THE struggles and challenges faced by millions of overseas Filipino workers (OFWs) are as diverse as the Philippines itself. While the government remains committed to its pledge to meet the needs of our OFWs, many of its agencies and offices, both here and abroad, are handicapped by numerous personnel, budget and diplomatic restrictions.
This is why civil society actors such as non-governmental organizations (NGOs) play a crucial role in the lives of our migrant workers. By providing services and assistance that fill the service gaps left by the public and private sectors, NGOs are able to attend to migrant workers who would have otherwise fallen through the cracks.
These non-profit groups cover a wide range of activities. There are NGOs who assist OFWs who have been maltreated by foreign employers or who have become victims of trafficking by providing shelter and protection services. Others provide counseling and medical support as well as assistance in return and reintegration.
Some NGOs focus on organizing or carrying out workshops, seminars and information dissemination and media campaigns directed at increasing awareness of the plight of migrant workers.
To my mind, many of these NGOs in the migrant worker sector also deserve to be recognized as heroes for their tireless but unsung efforts to further the cause of our OFWs despite bureaucratic resistance, opposition, and skepticism. Their presence in several Filipino communities overseas as well as in many regions throughout the country, definitely make up for the inevitable shortcomings of state and private institutions.
Although there are several local NGOs catering to our migrant workers, one of them stands out in terms of the breadth and impact—the Villar Sipag (Social Institute for Poverty Alleviation and Governance).
Established by former senator Manny Villar as a non-stock, non-profit foundation in 1995, Villar Sipag adopted OFW advancement and assistance as one of its major advocacies.

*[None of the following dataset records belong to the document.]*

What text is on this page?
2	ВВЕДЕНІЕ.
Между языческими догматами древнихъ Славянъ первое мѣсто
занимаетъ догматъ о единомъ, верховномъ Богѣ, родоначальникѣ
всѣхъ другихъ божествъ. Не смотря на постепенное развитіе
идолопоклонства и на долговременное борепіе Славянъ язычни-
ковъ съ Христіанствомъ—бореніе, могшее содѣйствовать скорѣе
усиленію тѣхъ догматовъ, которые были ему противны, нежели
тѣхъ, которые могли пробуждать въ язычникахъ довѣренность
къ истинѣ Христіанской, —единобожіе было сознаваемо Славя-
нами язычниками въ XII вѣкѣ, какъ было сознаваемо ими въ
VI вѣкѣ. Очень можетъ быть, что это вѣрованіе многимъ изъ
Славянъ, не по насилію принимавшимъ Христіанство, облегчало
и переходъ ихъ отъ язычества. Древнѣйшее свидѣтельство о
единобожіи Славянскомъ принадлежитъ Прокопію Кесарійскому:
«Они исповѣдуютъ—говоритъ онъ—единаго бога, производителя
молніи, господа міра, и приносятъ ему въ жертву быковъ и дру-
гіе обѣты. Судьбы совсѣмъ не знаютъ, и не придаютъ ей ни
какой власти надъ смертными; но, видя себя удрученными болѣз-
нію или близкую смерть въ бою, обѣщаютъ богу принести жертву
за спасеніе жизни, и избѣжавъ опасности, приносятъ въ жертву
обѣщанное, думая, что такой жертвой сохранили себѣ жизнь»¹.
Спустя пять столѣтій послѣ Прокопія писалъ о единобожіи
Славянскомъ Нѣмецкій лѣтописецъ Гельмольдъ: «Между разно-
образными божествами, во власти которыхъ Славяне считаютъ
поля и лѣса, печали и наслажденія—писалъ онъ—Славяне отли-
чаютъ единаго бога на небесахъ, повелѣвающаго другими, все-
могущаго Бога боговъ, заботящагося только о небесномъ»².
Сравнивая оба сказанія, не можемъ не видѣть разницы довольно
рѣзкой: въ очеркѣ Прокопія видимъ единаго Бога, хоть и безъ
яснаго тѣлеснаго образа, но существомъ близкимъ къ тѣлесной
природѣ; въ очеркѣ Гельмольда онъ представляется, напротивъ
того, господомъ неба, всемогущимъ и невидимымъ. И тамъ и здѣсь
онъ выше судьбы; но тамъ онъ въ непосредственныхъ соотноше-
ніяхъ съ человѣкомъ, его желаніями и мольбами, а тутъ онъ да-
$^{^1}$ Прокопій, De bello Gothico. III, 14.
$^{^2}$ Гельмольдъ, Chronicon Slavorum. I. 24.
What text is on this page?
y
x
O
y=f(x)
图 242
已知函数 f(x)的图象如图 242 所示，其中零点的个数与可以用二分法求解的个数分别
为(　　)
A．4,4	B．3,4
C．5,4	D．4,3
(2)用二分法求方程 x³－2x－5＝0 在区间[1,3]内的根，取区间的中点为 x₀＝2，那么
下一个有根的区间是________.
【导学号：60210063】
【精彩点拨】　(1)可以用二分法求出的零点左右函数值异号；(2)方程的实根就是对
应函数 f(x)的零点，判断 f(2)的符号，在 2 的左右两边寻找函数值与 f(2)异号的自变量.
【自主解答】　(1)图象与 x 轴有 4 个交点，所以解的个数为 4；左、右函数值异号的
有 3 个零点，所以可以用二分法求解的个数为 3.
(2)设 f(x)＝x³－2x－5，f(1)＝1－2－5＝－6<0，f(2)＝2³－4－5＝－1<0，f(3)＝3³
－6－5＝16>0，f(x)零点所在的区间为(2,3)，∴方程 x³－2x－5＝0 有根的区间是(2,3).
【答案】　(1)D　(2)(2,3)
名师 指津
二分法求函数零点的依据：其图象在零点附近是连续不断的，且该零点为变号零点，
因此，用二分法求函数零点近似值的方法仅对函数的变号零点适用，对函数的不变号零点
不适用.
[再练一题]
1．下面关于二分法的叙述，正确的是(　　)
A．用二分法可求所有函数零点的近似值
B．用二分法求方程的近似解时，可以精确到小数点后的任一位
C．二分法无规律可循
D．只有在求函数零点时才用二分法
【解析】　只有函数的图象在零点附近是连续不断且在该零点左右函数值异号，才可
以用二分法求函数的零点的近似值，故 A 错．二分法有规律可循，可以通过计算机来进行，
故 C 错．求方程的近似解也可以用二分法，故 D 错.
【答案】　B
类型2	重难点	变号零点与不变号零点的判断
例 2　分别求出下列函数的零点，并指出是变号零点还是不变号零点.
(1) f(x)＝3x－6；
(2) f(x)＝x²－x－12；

Through the initiatives of and financial assistance from the foundation, thousands of OFWs were provided airfare to return to the Philippines as well as their onward trip to their home provinces, medical aid, burial assistance, legal aid, and livelihood skills training and business start-up assistance.
Spearheading the advocacies of Villar Sipag is Manny Villar’s wife, the feisty and hardworking Sen. Cynthia Villar, who is also the incumbent managing director of the foundation.
Last week, Villar Sipag held its 7th Overseas Filipino Workers (OFWs) and Family Summit at the World Trade Center in Pasay City, with the theme “Kabuhayan sa Agrikultura para sa Pamilyang OFW.” This is no coincidence since Cynthia is the current chair of the Senate committee on agriculture and food, and a known proponent of migrant worker empowerment through entrepreneurship. And for this year’s gathering, that means agribusiness.
Explaining the theme of the summit, Senator Cynthia Villar said: “Our ultimate dream is to see the day when our kababayan are no longer compelled by lack of local opportunities to work abroad and leave their loved ones behind. With various opportunities sprouting from agriculture, that dream could become a reality sooner than we all think.”
The summit gathered former and current overseas Filipino workers, their spouses, children, parents or siblings in a bid to introduce them to various opportunities in entrepreneurship, particularly in the agriculture sector. Registration was free upon presentation of a photocopy of passport, proof of remittance, seaman’s book, job contract and proof of kinship to OFW such as marriage certificate or birth certificate.
The one-day gathering featured real-life stories of OFWs who turned into successful entrepreneurs in agriculture, or “agri-preneurs.” Among them were Gigi Morris, president and school director of Moca Family Farm Learning Center in Padre Garcia, Batangas; Joel Frago, owner of Forest Wood Farm and Garden in San Pablo City, Laguna; and Rafael Teraoka Dacones, owner of the Teraoka Family Farm in Mangatarem, Pangasinan.
From the event partners in government, Overseas Workers Welfare Administration (OWWA) Deputy Administrator Josefino Torres oriented the participants on the reintegration programs available to OFWs, while Undersecretary Teodoro Pascua of the Department of Trade and Industry’s Consumer Protection Group briefed the attendees on anti-investment and business scams. Well-known migrant worker advocate (and my co-columnist in the Manila Times) Toots Ople talked about human trafficking and illegal recruitment.
Experts from various industries discussed various agribusiness-related topics such as mechanization and modern farming technology; credit and micro financing for agribusiness startups; best practices in farm schools, tourist farms and learning sites; and most importantly, family values, education and sustainable livelihood.
I was one of the thousands who attended the summit, and it was indeed inspiring to listen to stories shared by the OFW agri-preneurs and resource speakers. But I was not the lucky one who won the grand prize at the summit: a house and lot from Camella Homes. That distinction belongs to Zysa Bisquera, whose brother is an OFW seafarer.
More than the raffle prize, however, the Villa Sipag summit exemplifies the vital role of NGOs in uplifting the lives of our OFWs and in pursuing President Rodrigo Duterte’s goal of making overseas employment a choice rather than a necessity for Filipinos.